Setup and configuration

Dependencies and requirements

JIP does have a bunch dependencies that should be installed with the system automatically. What is needed are the following libraries:

  • SQLAlchemy is used for the job database integration
  • Jinja2 is the template system that is used. Note that instead of the default {{ }} separators, by default, JIP templates use ${ }. You can change the variable open and close strings in the JIP configuration.
  • argparse is used for argument parsing. This is part of the Python standard library since version 2.7, but will be installed as a dependency for older python versions.

Note

The JIP job database uses an SQlite back-end, which is part of the Python standard library since version 2.5, but needs to be enabled when Python is compiled. Most of the bundled Python installations come with support for sqlite, but if you compiled your own version of Python, make sure you have sqlite support. You can check if your Python installation supports sqlite with the following command:

$> python -c 'import sqlite3'

If the command above does not raise any exception, you have sqlite support.

The current implementation uses the job database for simple communication. That requires a way to lock the database file and have it in a location accessible from all nodes in your compute cluster. The default location is $HOME/.jip/jobs.db, but you can change the path in the JIP configuration.

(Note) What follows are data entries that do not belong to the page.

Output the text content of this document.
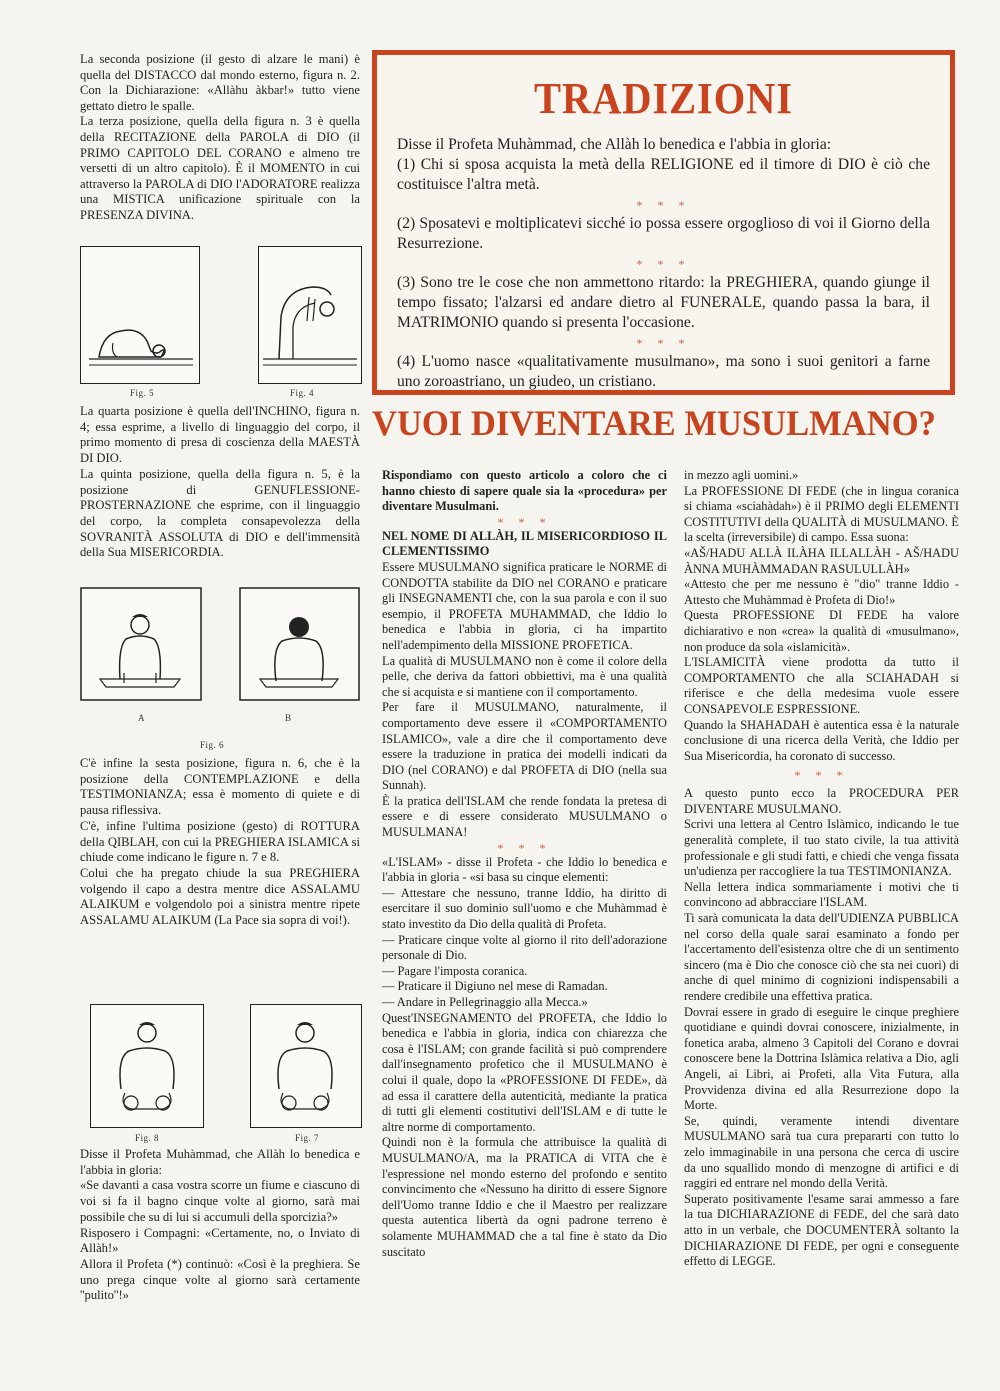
La seconda posizione (il gesto di alzare le mani) è quella del DISTACCO dal mondo esterno, figura n. 2. Con la Dichiarazione: «Allàhu àkbar!» tutto viene gettato dietro le spalle.

La terza posizione, quella della figura n. 3 è quella della RECITAZIONE della PAROLA di DIO (il PRIMO CAPITOLO DEL CORANO e almeno tre versetti di un altro capitolo). È il MOMENTO in cui attraverso la PAROLA di DIO l'ADORATORE realizza una MISTICA unificazione spirituale con la PRESENZA DIVINA.

Fig. 5	Fig. 4

La quarta posizione è quella dell'INCHINO, figura n. 4; essa esprime, a livello di linguaggio del corpo, il primo momento di presa di coscienza della MAESTÀ DI DIO.

La quinta posizione, quella della figura n. 5, è la posizione di GENUFLESSIONE-PROSTERNAZIONE che esprime, con il linguaggio del corpo, la completa consapevolezza della SOVRANITÀ ASSOLUTA di DIO e dell'immensità della Sua MISERICORDIA.

A	B
Fig. 6

C'è infine la sesta posizione, figura n. 6, che è la posizione della CONTEMPLAZIONE e della TESTIMONIANZA; essa è momento di quiete e di pausa riflessiva.

C'è, infine l'ultima posizione (gesto) di ROTTURA della QIBLAH, con cui la PREGHIERA ISLAMICA si chiude come indicano le figure n. 7 e 8.

Colui che ha pregato chiude la sua PREGHIERA volgendo il capo a destra mentre dice ASSALAMU ALAIKUM e volgendolo poi a sinistra mentre ripete ASSALAMU ALAIKUM (La Pace sia sopra di voi!).

Fig. 8	Fig. 7

Disse il Profeta Muhàmmad, che Allàh lo benedica e l'abbia in gloria:

«Se davanti a casa vostra scorre un fiume e ciascuno di voi si fa il bagno cinque volte al giorno, sarà mai possibile che su di lui si accumuli della sporcizia?»

Risposero i Compagni: «Certamente, no, o Inviato di Allàh!»

Allora il Profeta (*) continuò: «Così è la preghiera. Se uno prega cinque volte al giorno sarà certamente ''pulito''!»

TRADIZIONI

Disse il Profeta Muhàmmad, che Allàh lo benedica e l'abbia in gloria:

(1) Chi si sposa acquista la metà della RELIGIONE ed il timore di DIO è ciò che costituisce l'altra metà.

* * *

(2) Sposatevi e moltiplicatevi sicché io possa essere orgoglioso di voi il Giorno della Resurrezione.

* * *

(3) Sono tre le cose che non ammettono ritardo: la PREGHIERA, quando giunge il tempo fissato; l'alzarsi ed andare dietro al FUNERALE, quando passa la bara, il MATRIMONIO quando si presenta l'occasione.

* * *

(4) L'uomo nasce «qualitativamente musulmano», ma sono i suoi genitori a farne uno zoroastriano, un giudeo, un cristiano.

VUOI DIVENTARE MUSULMANO?

Rispondiamo con questo articolo a coloro che ci hanno chiesto di sapere quale sia la «procedura» per diventare Musulmani.

* * *

NEL NOME DI ALLÀH, IL MISERICORDIOSO IL CLEMENTISSIMO

Essere MUSULMANO significa praticare le NORME di CONDOTTA stabilite da DIO nel CORANO e praticare gli INSEGNAMENTI che, con la sua parola e con il suo esempio, il PROFETA MUHAMMAD, che Iddio lo benedica e l'abbia in gloria, ci ha impartito nell'adempimento della MISSIONE PROFETICA.

La qualità di MUSULMANO non è come il colore della pelle, che deriva da fattori obbiettivi, ma è una qualità che si acquista e si mantiene con il comportamento.

Per fare il MUSULMANO, naturalmente, il comportamento deve essere il «COMPORTAMENTO ISLAMICO», vale a dire che il comportamento deve essere la traduzione in pratica dei modelli indicati da DIO (nel CORANO) e dal PROFETA di DIO (nella sua Sunnah).

È la pratica dell'ISLAM che rende fondata la pretesa di essere e di essere considerato MUSULMANO o MUSULMANA!

* * *

«L'ISLAM» - disse il Profeta - che Iddio lo benedica e l'abbia in gloria - «si basa su cinque elementi:

— Attestare che nessuno, tranne Iddio, ha diritto di esercitare il suo dominio sull'uomo e che Muhàmmad è stato investito da Dio della qualità di Profeta.

— Praticare cinque volte al giorno il rito dell'adorazione personale di Dio.

— Pagare l'imposta coranica.

— Praticare il Digiuno nel mese di Ramadan.

— Andare in Pellegrinaggio alla Mecca.»

Quest'INSEGNAMENTO del PROFETA, che Iddio lo benedica e l'abbia in gloria, indica con chiarezza che cosa è l'ISLAM; con grande facilità si può comprendere dall'insegnamento profetico che il MUSULMANO è colui il quale, dopo la «PROFESSIONE DI FEDE», dà ad essa il carattere della autenticità, mediante la pratica di tutti gli elementi costitutivi dell'ISLAM e di tutte le altre norme di comportamento.

Quindi non è la formula che attribuisce la qualità di MUSULMANO/A, ma la PRATICA di VITA che è l'espressione nel mondo esterno del profondo e sentito convincimento che «Nessuno ha diritto di essere Signore dell'Uomo tranne Iddio e che il Maestro per realizzare questa autentica libertà da ogni padrone terreno è solamente MUHAMMAD che a tal fine è stato da Dio suscitato

in mezzo agli uomini.»

La PROFESSIONE DI FEDE (che in lingua coranica si chiama «sciahàdah») è il PRIMO degli ELEMENTI COSTITUTIVI della QUALITÀ di MUSULMANO. È la scelta (irreversibile) di campo. Essa suona:

«AŠ/HADU ALLÀ ILÀHA ILLALLÀH - AŠ/HADU ÀNNA MUHÀMMADAN RASULULLÀH»

«Attesto che per me nessuno è "dio" tranne Iddio - Attesto che Muhàmmad è Profeta di Dio!»

Questa PROFESSIONE DI FEDE ha valore dichiarativo e non «crea» la qualità di «musulmano», non produce da sola «islamicità».

L'ISLAMICITÀ viene prodotta da tutto il COMPORTAMENTO che alla SCIAHADAH si riferisce e che della medesima vuole essere CONSAPEVOLE ESPRESSIONE.

Quando la SHAHADAH è autentica essa è la naturale conclusione di una ricerca della Verità, che Iddio per Sua Misericordia, ha coronato di successo.

* * *

A questo punto ecco la PROCEDURA PER DIVENTARE MUSULMANO.

Scrivi una lettera al Centro Islàmico, indicando le tue generalità complete, il tuo stato civile, la tua attività professionale e gli studi fatti, e chiedi che venga fissata un'udienza per raccogliere la tua TESTIMONIANZA.

Nella lettera indica sommariamente i motivi che ti convincono ad abbracciare l'ISLAM.

Ti sarà comunicata la data dell'UDIENZA PUBBLICA nel corso della quale sarai esaminato a fondo per l'accertamento dell'esistenza oltre che di un sentimento sincero (ma è Dio che conosce ciò che sta nei cuori) di anche di quel minimo di cognizioni indispensabili a rendere credibile una effettiva pratica.

Dovrai essere in grado di eseguire le cinque preghiere quotidiane e quindi dovrai conoscere, inizialmente, in fonetica araba, almeno 3 Capitoli del Corano e dovrai conoscere bene la Dottrina Islàmica relativa a Dio, agli Angeli, ai Libri, ai Profeti, alla Vita Futura, alla Provvidenza divina ed alla Resurrezione dopo la Morte.

Se, quindi, veramente intendi diventare MUSULMANO sarà tua cura prepararti con tutto lo zelo immaginabile in una persona che cerca di uscire da uno squallido mondo di menzogne di artifici e di raggiri ed entrare nel mondo della Verità.

Superato positivamente l'esame sarai ammesso a fare la tua DICHIARAZIONE di FEDE, del che sarà dato atto in un verbale, che DOCUMENTERÀ soltanto la DICHIARAZIONE DI FEDE, per ogni e conseguente effetto di LEGGE.
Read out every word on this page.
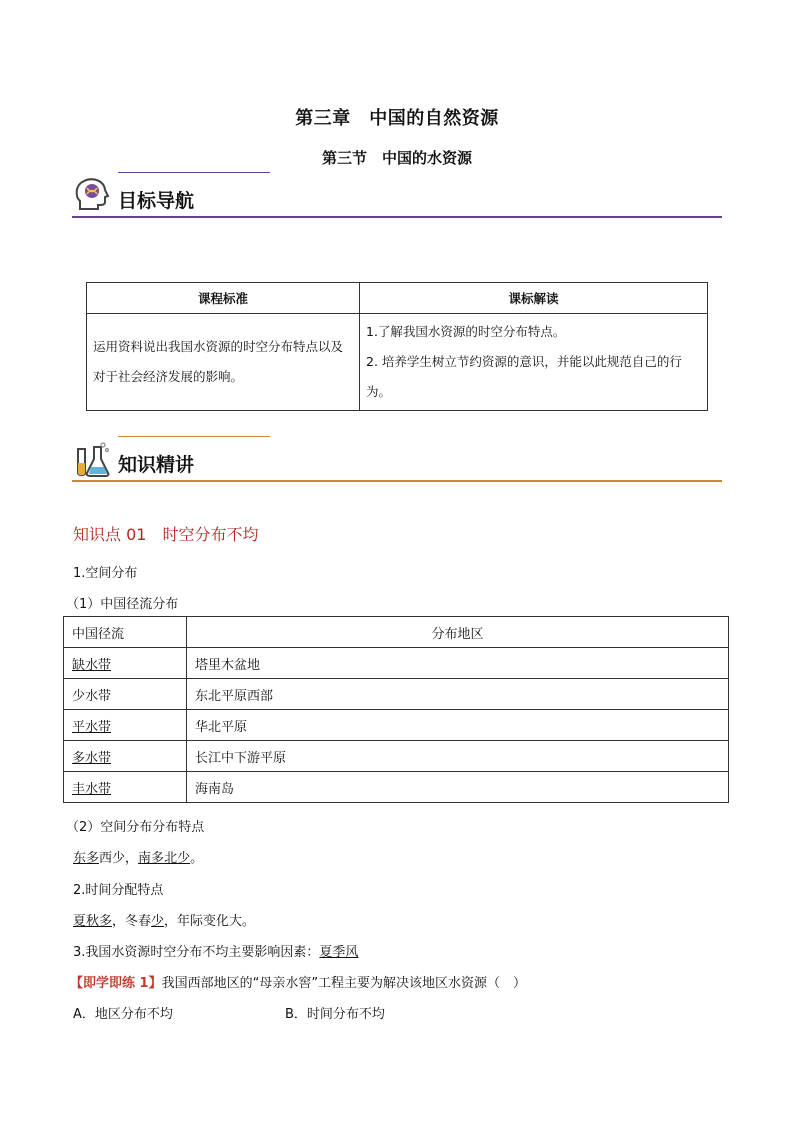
第三章　中国的自然资源
第三节　中国的水资源
目标导航
课程标准	课标解读
运用资料说出我国水资源的时空分布特点以及对于社会经济发展的影响。	1.了解我国水资源的时空分布特点。
2. 培养学生树立节约资源的意识，并能以此规范自己的行为。
知识精讲
知识点 01　时空分布不均
1.空间分布
（1）中国径流分布
中国径流	分布地区
缺水带	塔里木盆地
少水带	东北平原西部
平水带	华北平原
多水带	长江中下游平原
丰水带	海南岛
（2）空间分布分布特点
东多西少，南多北少。
2.时间分配特点
夏秋多，冬春少，年际变化大。
3.我国水资源时空分布不均主要影响因素：夏季风
【即学即练 1】我国西部地区的“母亲水窖”工程主要为解决该地区水资源（　）
A．地区分布不均	B．时间分布不均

For more complex pipeline implementations the SQlite back-end could generate concurrency issues, especially on network shared file systems where the file locking mecanism could not work properly or could not even be available. In order to resolve this problem, the JIP database module also supports a MySQL back-end. In order to use it mysql-python must be installed beforehand.

Installation

The JIP system is mainly implemented in Python and can be installed from either the JIP GitHub repository or directly through pypi.

Install from GitHub

In order to install JIP from the Github repository, you have to check out the code and run the install script:

$~> git clone https://github.com/thasso/pyjip
$~> cd jip
$~/jip> python setup.py install

This will install JIP system wide, but you need to have administrative privileges to do so. If you do not have root permissions or you do not want to install JIP system wide, you can append the –user option to the install command:

$~/jip> python setup.py install --user

This will install into you home folder.

Note

You might have to update your PATH variable to include $HOME/.local/bin. This is the default install location for –user mode.

Install from pypi

The pypi Python repository contains tools and libraries written in Python and provides an easy way to install such packages. An easy way to install a package from pypi is using the pip package manager. You can install JIP system wide with pip:

$~> pip install jip

Alternatively, you can also install the JIP into your home folder with pip by appending the –user option:

$~> pip install jip --user

Configuration and setup

After installation, you should have the jip command line tool available to interact with the system. This command can be seen as the master and control command to work with jip tools, pipelines, and jobs from the command line. JIP comes with a set of JIP command line utilities. Almost all of the commands at hand will work out of the box, but some might need a little bit of configuration before you can use them on your system. The JIP configuration is stored in two location on your system:

$INSTALL_DIR/jip.json:
You can put a global configuration just next to the jip executable. This configuration file will always be loaded and evaluated for all calls to the command line utilities. In case you use the Python API directly, you might have to specify the path to the global configuration file explicitly. To do this, set jip.configuration.install_path to the absolute path the directory that contains the jip.json before you make any other calls to the JIP API.
$JIP_CONFIG:
You can point to a custom configuration using the JIP_CONFIG environment variable. If the file exists, it is loaded after the global configuration but before the configuration in the current users home directory.
$HOME/.jip/jip.json:
In order to provide user-level configuration, you can create a .jip folder in your $HOME directory and put a jip.json configuration file there. This file will be evaluated automatically for both the calls to the command line utilities as well as any calls done using the Python API directly. The file will extend and overwrite any global configuration.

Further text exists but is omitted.